Art. 19 - T1 – t2 - AREE PER INSEDIAMENTI TERZIARI
ESISTENTI E DI NUOVO IMPIANTO
1 Il P.R.G. individua con la sigla T1 insediamenti ed aree a prevalente destinazione terziaria già esistenti da confermare e completare articolandoli in:
T1.COM: (commerciali)
T1.RIC (ricettivi)
T1.ASS (sanitario assistenziale privato)
T1.SPR (sportivo- ricreativi)
2 Le destinazioni d’uso ammesse sono rispettivamente le seguenti:
T1.COM: categoria c), comma1, art. 8 precedente con esclusione delle sottocategorie c5, c6, c7, c8;
T1.RIC: categoria c), comma 1, art. 8 precedente limitatamente alla sottocategorie c1, c2 e c3 ;categoria d), comma1, art. 8 precedente limitatamente alla sottocategoria d1;
T1.ASS: categoria c), comma1, art. 8 precedente limitatamente alla sottocategorie c6 e c7;
T1.SPR: categoria c), comma1, art. 8 precedente limitatamente alle sottocategorie c3 e c8;
In tutte le zone sopra richiamate, oltre alle destinazioni specificamente attribuite sono sempre ammessi:
- impianti e servizi accessori connessi all’attività principale;
- la residenza del proprietario o del custode nella misura massima complessiva non superiore a 150 mq. di S.U.L. per ogni attività insediata o insedianda;
- attrezzature e impianti pubblici
Non è ammesso il frazionamento degli impianti esistenti o previsti che consista nello scorporo della eventuale S.U.L. a destinazione residenziale esistente o realizzata a servizio dell’attività principale; la presente norma comporta la sottoscrizione di un atto di impegno registrato e trascritto che preveda la conservazione delle unità immobiliari residenziali a servizio dell’attività principale.

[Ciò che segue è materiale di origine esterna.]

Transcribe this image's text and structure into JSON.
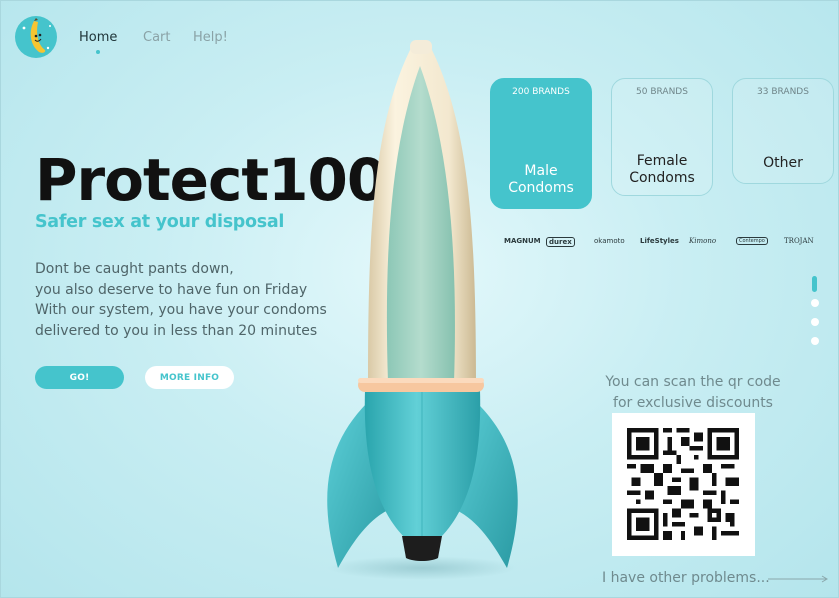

3 Il P.R.G. individua con la sigla T2.RIC le aree per insediamenti a prevalente destinazione terziaria di nuovo impianto a destinazione turistico ricettiva, internamente alle quali sono ammesse le seguenti destinazioni d’uso :
- categoria c) comma 1, art. 8 precedente limitatamente alle sottocategorie c1, c3 c4 , c8 e categoria d), comma 1, art. 8 precedente limitatamente alla sottocategoria d1;
4 Nelle aree di cui al presente articolo, fatte salve le eventuali prescrizioni speciali, sono ammessi, mediante intervento diretto, opere di manutenzione, restauro e risanamento, degli immobili esistenti, finalizzati al loro miglioramento e adeguamento tecnologico e funzionale.
Sono altresì ammessi interventi di ristrutturazione, ampliamento e nuova costruzione nel rispetto dei parametri urbanistico-edilizi fissati nelle relative tabelle di zona.
5 Per il commercio al dettaglio si richiama l’art. 40 successivo.